“Part of the problem is that some of these key resources have been mispriced,” said Rajat Gupta, Senior Partner Emeritus of McKinsey & Company and Vice Chairman of the International Chamber of Commerce, during the day’s main plenary session, Food, Water and Energy.
“When you allow carbon emissions for free and water for agriculture available for free, you have unlimited use. Proper pricing of these scarce resources and the alignment of incentives is fundamental to proper use,” Mr Gupta added.
While panelists in the session held different views on how these resources could best be managed, they all stressed that an integrated approach was necessary.
“Food, water and energy are three basic securities that are fundamentally linked to each other,” said Jack Moss, Senior Water Advisor for AquaFed, France. “We need to converge on a vision that is more about conservation of the resources we have and renewing the resources that we have.”
Responding to a participant’s point that farmers in developing countries are being denied the right price for their products because of subsidies by other countries, panellist Mike Mack, CEO of Syngenta, commented: “Today, the subsidy system has all been structured around volume. There is not a food volume problem in the world. The subsidies have long out-lived their usefulness.”
Mr Mack also stressed that in many developing countries that so-called “food crises” are primarily due to infrastructure problems, such as the lack of proper roads and bridges, that prevent farmers from transporting their products to markets and the lack of working capital that would allow farmers to have vibrant businesses.
The day’s events also included 12 workshops covering a wide range of subjects from online networking technologies, good governance and women in business to transformational leadership and the ATA Carnet system for duty- and tax-free temporary import of goods.
During a workshop on women in business, Irene Natividad, President of the Washington-based Global Summit of Women, said that in addition to providing more networking opportunities for women, chambers of commerce around the world should organize studies to make the business case for increasing the number of women leaders in business.

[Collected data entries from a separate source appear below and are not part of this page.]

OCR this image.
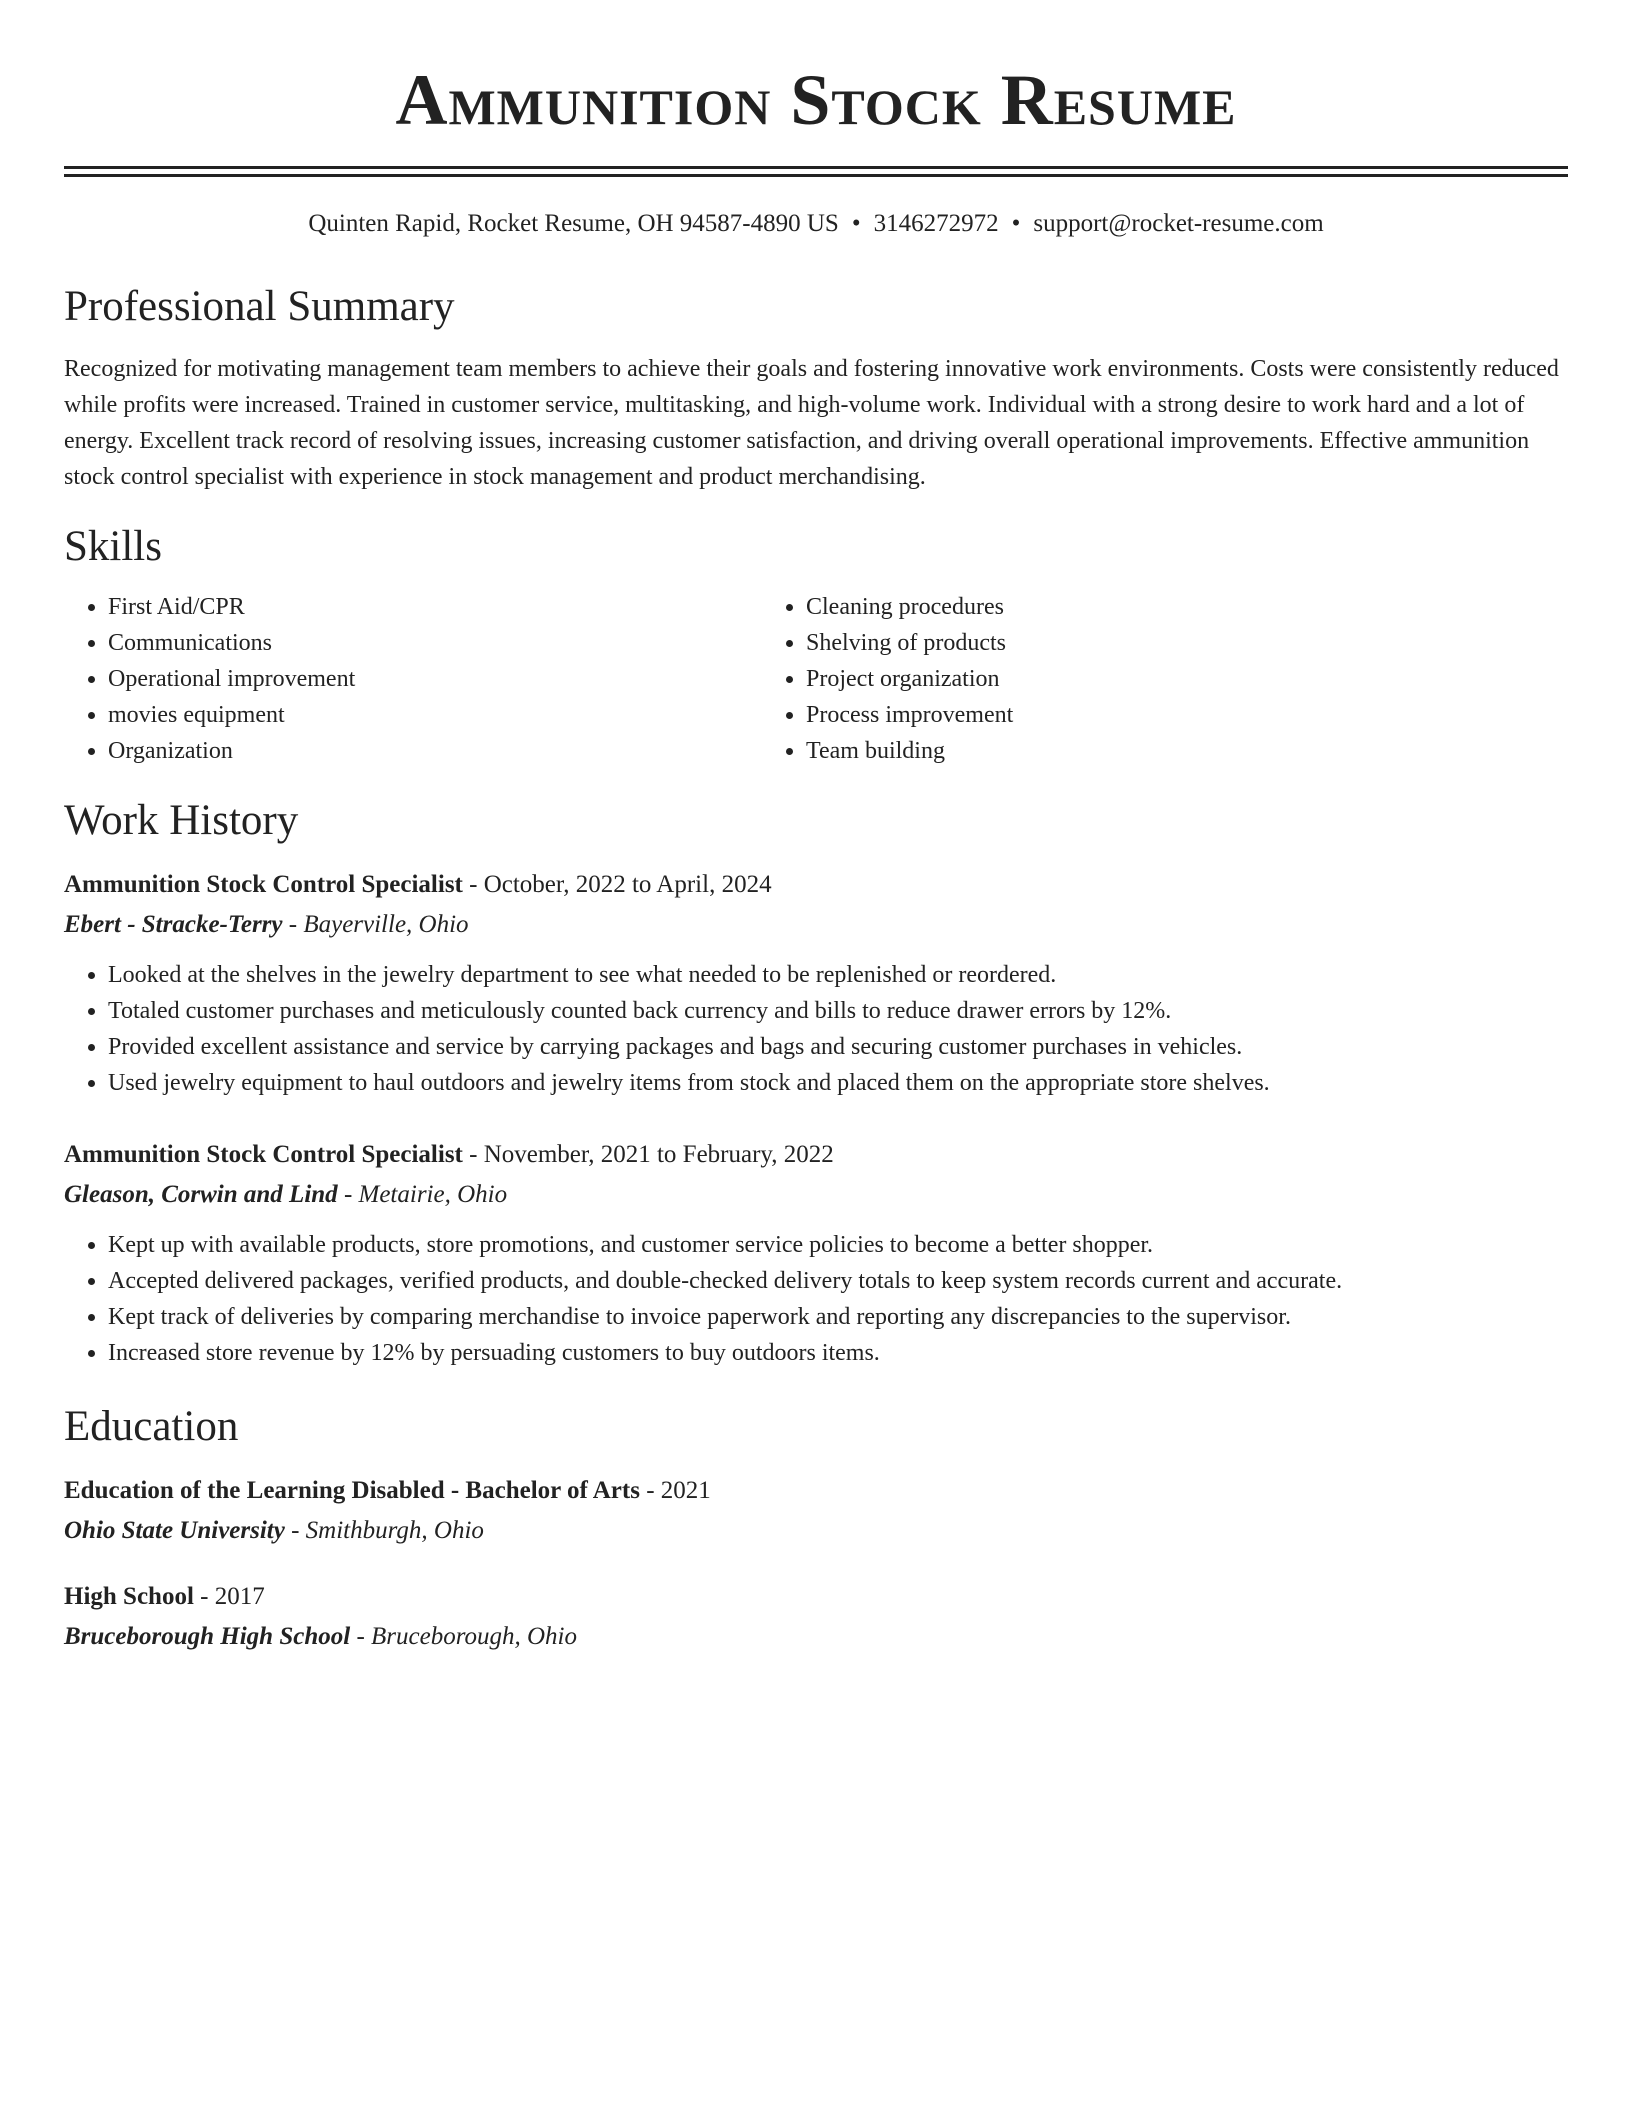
Ammunition Stock Resume
Quinten Rapid, Rocket Resume, OH 94587-4890 US • 3146272972 • support@rocket-resume.com
Professional Summary

Recognized for motivating management team members to achieve their goals and fostering innovative work environments. Costs were consistently reduced while profits were increased. Trained in customer service, multitasking, and high-volume work. Individual with a strong desire to work hard and a lot of energy. Excellent track record of resolving issues, increasing customer satisfaction, and driving overall operational improvements. Effective ammunition stock control specialist with experience in stock management and product merchandising.

Skills
• First Aid/CPR
• Communications
• Operational improvement
• movies equipment
• Organization
• Cleaning procedures
• Shelving of products
• Project organization
• Process improvement
• Team building
Work History
Ammunition Stock Control Specialist - October, 2022 to April, 2024
Ebert - Stracke-Terry - Bayerville, Ohio
• Looked at the shelves in the jewelry department to see what needed to be replenished or reordered.
• Totaled customer purchases and meticulously counted back currency and bills to reduce drawer errors by 12%.
• Provided excellent assistance and service by carrying packages and bags and securing customer purchases in vehicles.
• Used jewelry equipment to haul outdoors and jewelry items from stock and placed them on the appropriate store shelves.
Ammunition Stock Control Specialist - November, 2021 to February, 2022
Gleason, Corwin and Lind - Metairie, Ohio
• Kept up with available products, store promotions, and customer service policies to become a better shopper.
• Accepted delivered packages, verified products, and double-checked delivery totals to keep system records current and accurate.
• Kept track of deliveries by comparing merchandise to invoice paperwork and reporting any discrepancies to the supervisor.
• Increased store revenue by 12% by persuading customers to buy outdoors items.
Education
Education of the Learning Disabled - Bachelor of Arts - 2021
Ohio State University - Smithburgh, Ohio
High School - 2017
Bruceborough High School - Bruceborough, Ohio
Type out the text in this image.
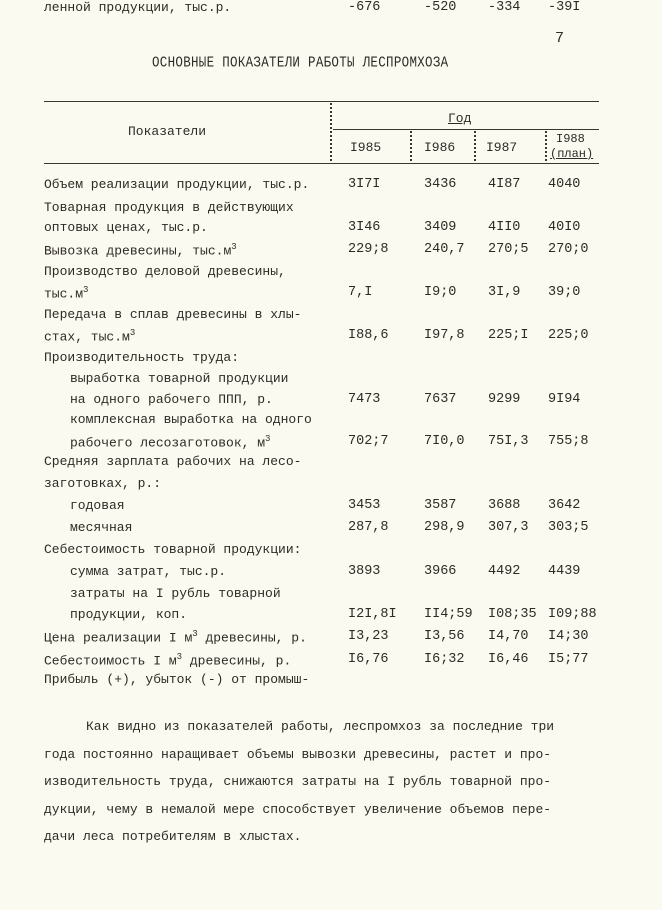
7
ОСНОВНЫЕ ПОКАЗАТЕЛИ РАБОТЫ ЛЕСПРОМХОЗА
Показатели
Год
I985	I986 I987
I988
(план)
Объем реализации продукции, тыс.р.	3I7I	3436 4I87 4040
Товарная продукция в действующих
оптовых ценах, тыс.р.	3I46	3409 4II0 40I0
Вывозка древесины, $тыс.м^3$	229;8	240,7 270;5 270;0
Производство деловой древесины,
$тыс.м^3$	7,I	I9;0 3I,9 39;0
Передача в сплав древесины в хлы-
стах, $тыс.м^3$	I88,6	I97,8 225;I 225;0
Производительность труда:
выработка товарной продукции
на одного рабочего ППП, р.	7473	7637 9299 9I94
комплексная выработка на одного
рабочего лесозаготовок, $м^3$	702;7	7I0,0 75I,3 755;8
Средняя зарплата рабочих на лесо-
заготовках, р.:
годовая	3453	3587 3688 3642
месячная	287,8	298,9 307,3 303;5
Себестоимость товарной продукции:
сумма затрат, тыс.р.	3893	3966 4492 4439
затраты на I рубль товарной
продукции, коп.	I2I,8I II4;59 I08;35 I09;88
Цена реализации I $м^3$ древесины, р.	I3,23	I3,56 I4,70 I4;30
Себестоимость I $м^3$ древесины, р.	I6,76	I6;32 I6,46 I5;77
Прибыль (+), убыток (-) от промыш-
ленной продукции, тыс.р.	-676	-520 -334 -39I
Как видно из показателей работы, леспромхоз за последние три
года постоянно наращивает объемы вывозки древесины, растет и про-
изводительность труда, снижаются затраты на I рубль товарной про-
дукции, чему в немалой мере способствует увеличение объемов пере-
дачи леса потребителям в хлыстах.
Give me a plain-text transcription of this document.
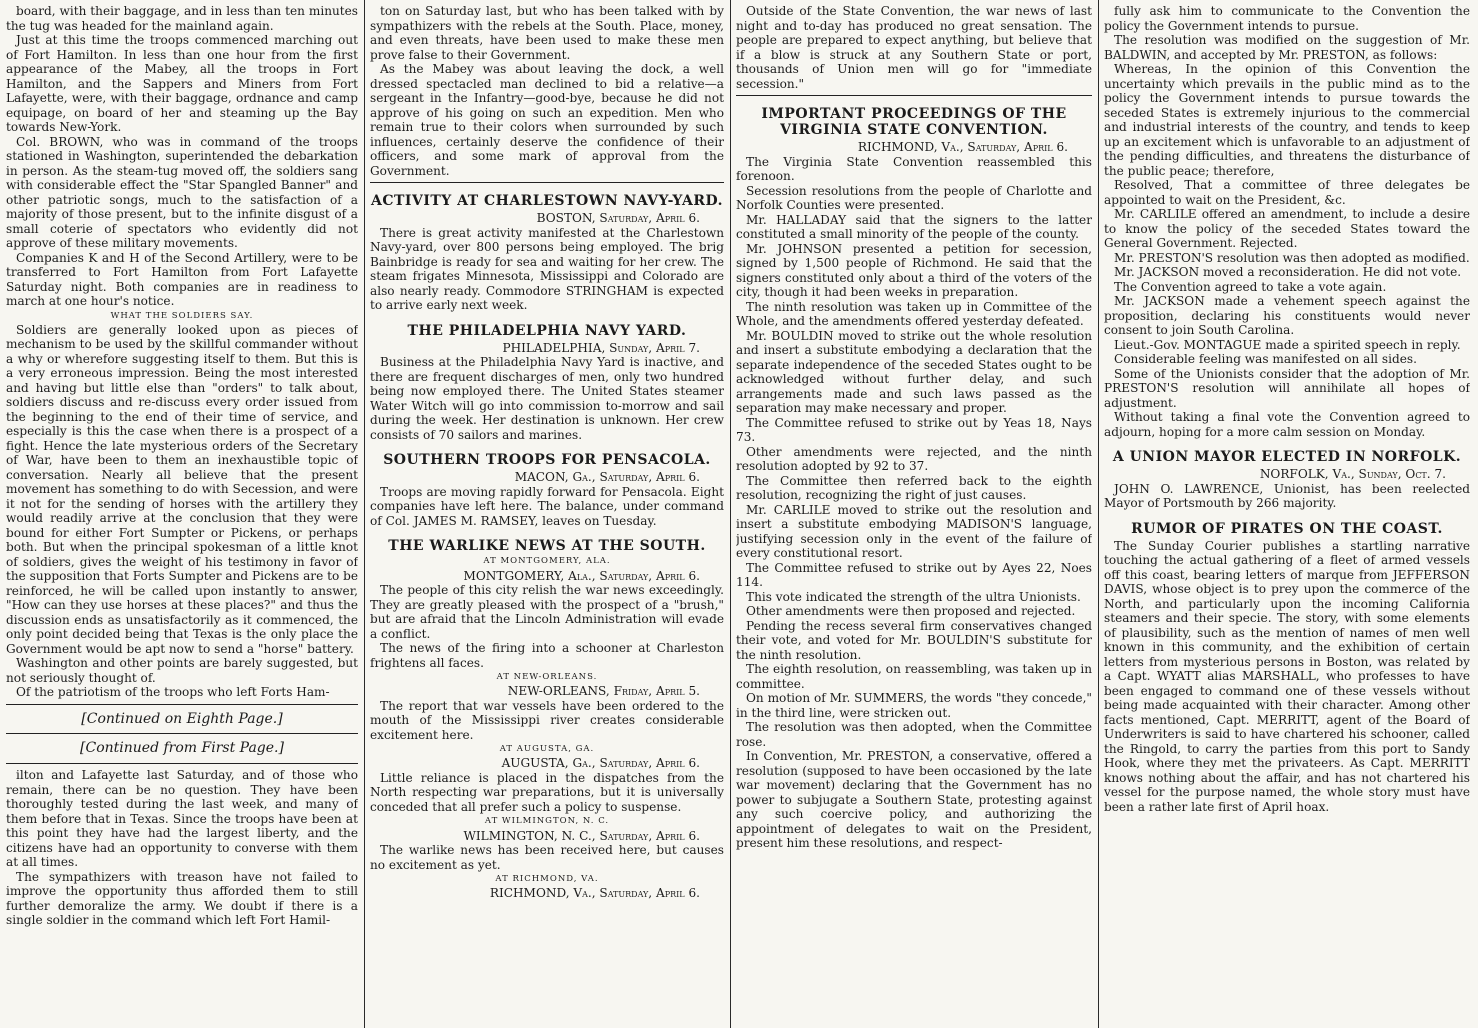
board, with their baggage, and in less than ten minutes the tug was headed for the mainland again.

Just at this time the troops commenced marching out of Fort Hamilton. In less than one hour from the first appearance of the Mabey, all the troops in Fort Hamilton, and the Sappers and Miners from Fort Lafayette, were, with their baggage, ordnance and camp equipage, on board of her and steaming up the Bay towards New-York.

Col. BROWN, who was in command of the troops stationed in Washington, superintended the debarkation in person. As the steam-tug moved off, the soldiers sang with considerable effect the "Star Spangled Banner" and other patriotic songs, much to the satisfaction of a majority of those present, but to the infinite disgust of a small coterie of spectators who evidently did not approve of these military movements.

Companies K and H of the Second Artillery, were to be transferred to Fort Hamilton from Fort Lafayette Saturday night. Both companies are in readiness to march at one hour's notice.

WHAT THE SOLDIERS SAY.

Soldiers are generally looked upon as pieces of mechanism to be used by the skillful commander without a why or wherefore suggesting itself to them. But this is a very erroneous impression. Being the most interested and having but little else than "orders" to talk about, soldiers discuss and re-discuss every order issued from the beginning to the end of their time of service, and especially is this the case when there is a prospect of a fight. Hence the late mysterious orders of the Secretary of War, have been to them an inexhaustible topic of conversation. Nearly all believe that the present movement has something to do with Secession, and were it not for the sending of horses with the artillery they would readily arrive at the conclusion that they were bound for either Fort Sumpter or Pickens, or perhaps both. But when the principal spokesman of a little knot of soldiers, gives the weight of his testimony in favor of the supposition that Forts Sumpter and Pickens are to be reinforced, he will be called upon instantly to answer, "How can they use horses at these places?" and thus the discussion ends as unsatisfactorily as it commenced, the only point decided being that Texas is the only place the Government would be apt now to send a "horse" battery.

Washington and other points are barely suggested, but not seriously thought of.

Of the patriotism of the troops who left Forts Ham-

[Continued on Eighth Page.]
[Continued from First Page.]

ilton and Lafayette last Saturday, and of those who remain, there can be no question. They have been thoroughly tested during the last week, and many of them before that in Texas. Since the troops have been at this point they have had the largest liberty, and the citizens have had an opportunity to converse with them at all times.

The sympathizers with treason have not failed to improve the opportunity thus afforded them to still further demoralize the army. We doubt if there is a single soldier in the command which left Fort Hamil-

ton on Saturday last, but who has been talked with by sympathizers with the rebels at the South. Place, money, and even threats, have been used to make these men prove false to their Government.

As the Mabey was about leaving the dock, a well dressed spectacled man declined to bid a relative—a sergeant in the Infantry—good-bye, because he did not approve of his going on such an expedition. Men who remain true to their colors when surrounded by such influences, certainly deserve the confidence of their officers, and some mark of approval from the Government.

ACTIVITY AT CHARLESTOWN NAVY-YARD.
BOSTON, Saturday, April 6.

There is great activity manifested at the Charlestown Navy-yard, over 800 persons being employed. The brig Bainbridge is ready for sea and waiting for her crew. The steam frigates Minnesota, Mississippi and Colorado are also nearly ready. Commodore STRINGHAM is expected to arrive early next week.

THE PHILADELPHIA NAVY YARD.
PHILADELPHIA, Sunday, April 7.

Business at the Philadelphia Navy Yard is inactive, and there are frequent discharges of men, only two hundred being now employed there. The United States steamer Water Witch will go into commission to-morrow and sail during the week. Her destination is unknown. Her crew consists of 70 sailors and marines.

SOUTHERN TROOPS FOR PENSACOLA.
MACON, Ga., Saturday, April 6.

Troops are moving rapidly forward for Pensacola. Eight companies have left here. The balance, under command of Col. JAMES M. RAMSEY, leaves on Tuesday.

THE WARLIKE NEWS AT THE SOUTH.
AT MONTGOMERY, ALA.
MONTGOMERY, Ala., Saturday, April 6.

The people of this city relish the war news exceedingly. They are greatly pleased with the prospect of a "brush," but are afraid that the Lincoln Administration will evade a conflict.

The news of the firing into a schooner at Charleston frightens all faces.

AT NEW-ORLEANS.
NEW-ORLEANS, Friday, April 5.

The report that war vessels have been ordered to the mouth of the Mississippi river creates considerable excitement here.

AT AUGUSTA, GA.
AUGUSTA, Ga., Saturday, April 6.

Little reliance is placed in the dispatches from the North respecting war preparations, but it is universally conceded that all prefer such a policy to suspense.

AT WILMINGTON, N. C.
WILMINGTON, N. C., Saturday, April 6.

The warlike news has been received here, but causes no excitement as yet.

AT RICHMOND, VA.
RICHMOND, Va., Saturday, April 6.

Outside of the State Convention, the war news of last night and to-day has produced no great sensation. The people are prepared to expect anything, but believe that if a blow is struck at any Southern State or port, thousands of Union men will go for "immediate secession."

IMPORTANT PROCEEDINGS OF THE VIRGINIA STATE CONVENTION.
RICHMOND, Va., Saturday, April 6.

The Virginia State Convention reassembled this forenoon.

Secession resolutions from the people of Charlotte and Norfolk Counties were presented.

Mr. HALLADAY said that the signers to the latter constituted a small minority of the people of the county.

Mr. JOHNSON presented a petition for secession, signed by 1,500 people of Richmond. He said that the signers constituted only about a third of the voters of the city, though it had been weeks in preparation.

The ninth resolution was taken up in Committee of the Whole, and the amendments offered yesterday defeated.

Mr. BOULDIN moved to strike out the whole resolution and insert a substitute embodying a declaration that the separate independence of the seceded States ought to be acknowledged without further delay, and such arrangements made and such laws passed as the separation may make necessary and proper.

The Committee refused to strike out by Yeas 18, Nays 73.

Other amendments were rejected, and the ninth resolution adopted by 92 to 37.

The Committee then referred back to the eighth resolution, recognizing the right of just causes.

Mr. CARLILE moved to strike out the resolution and insert a substitute embodying MADISON'S language, justifying secession only in the event of the failure of every constitutional resort.

The Committee refused to strike out by Ayes 22, Noes 114.

This vote indicated the strength of the ultra Unionists.

Other amendments were then proposed and rejected.

Pending the recess several firm conservatives changed their vote, and voted for Mr. BOULDIN'S substitute for the ninth resolution.

The eighth resolution, on reassembling, was taken up in committee.

On motion of Mr. SUMMERS, the words "they concede," in the third line, were stricken out.

The resolution was then adopted, when the Committee rose.

In Convention, Mr. PRESTON, a conservative, offered a resolution (supposed to have been occasioned by the late war movement) declaring that the Government has no power to subjugate a Southern State, protesting against any such coercive policy, and authorizing the appointment of delegates to wait on the President, present him these resolutions, and respect-

fully ask him to communicate to the Convention the policy the Government intends to pursue.

The resolution was modified on the suggestion of Mr. BALDWIN, and accepted by Mr. PRESTON, as follows:

Whereas, In the opinion of this Convention the uncertainty which prevails in the public mind as to the policy the Government intends to pursue towards the seceded States is extremely injurious to the commercial and industrial interests of the country, and tends to keep up an excitement which is unfavorable to an adjustment of the pending difficulties, and threatens the disturbance of the public peace; therefore,

Resolved, That a committee of three delegates be appointed to wait on the President, &c.

Mr. CARLILE offered an amendment, to include a desire to know the policy of the seceded States toward the General Government. Rejected.

Mr. PRESTON'S resolution was then adopted as modified.

Mr. JACKSON moved a reconsideration. He did not vote.

The Convention agreed to take a vote again.

Mr. JACKSON made a vehement speech against the proposition, declaring his constituents would never consent to join South Carolina.

Lieut.-Gov. MONTAGUE made a spirited speech in reply.

Considerable feeling was manifested on all sides.

Some of the Unionists consider that the adoption of Mr. PRESTON'S resolution will annihilate all hopes of adjustment.

Without taking a final vote the Convention agreed to adjourn, hoping for a more calm session on Monday.

A UNION MAYOR ELECTED IN NORFOLK.
NORFOLK, Va., Sunday, Oct. 7.

JOHN O. LAWRENCE, Unionist, has been reelected Mayor of Portsmouth by 266 majority.

RUMOR OF PIRATES ON THE COAST.

The Sunday Courier publishes a startling narrative touching the actual gathering of a fleet of armed vessels off this coast, bearing letters of marque from JEFFERSON DAVIS, whose object is to prey upon the commerce of the North, and particularly upon the incoming California steamers and their specie. The story, with some elements of plausibility, such as the mention of names of men well known in this community, and the exhibition of certain letters from mysterious persons in Boston, was related by a Capt. WYATT alias MARSHALL, who professes to have been engaged to command one of these vessels without being made acquainted with their character. Among other facts mentioned, Capt. MERRITT, agent of the Board of Underwriters is said to have chartered his schooner, called the Ringold, to carry the parties from this port to Sandy Hook, where they met the privateers. As Capt. MERRITT knows nothing about the affair, and has not chartered his vessel for the purpose named, the whole story must have been a rather late first of April hoax.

“Chambers should conduct studies or urge their governments to conduct studies that provide data on the amount of revenues that women-led businesses generate and the number of people they employ,” Ms Natividad said.
In the session on online networking opportunities using Web 2.0, participants focused on what was described as a set of economic, social and technology trends that facilitate communication, secure information sharing, interoperability and collaboration within enterprises and with stakeholders. The applications discussed included Facebook, Wikis, blogs, Linked-In, and Twitter.
“The only way to understand social media is to participate,” said Sheryle Moon, Director of the Centre for Skills Development in Australia, who led the session.
Participants agreed that people needed to overcome resistance to Web 2.0 and that a change of mindset, particularly among top management, was necessary in order to fully take advantage of the communications and cost-saving opportunities offered by Web 2.0. Chambers of commerce leaders were requested to submit their suggestions to the World Chambers Federation on how it could help chambers facilitate the use of Web 2.0 applications.
Organized by the World Chambers Federation, which is part of the International Chamber of Commerce, and hosted by the Federation of Malaysian Manufacturers, the 6th World Chambers Congress brings together the global community of over 14,000 chambers of commerce. The Congress opened on 3 June and concludes 5 June.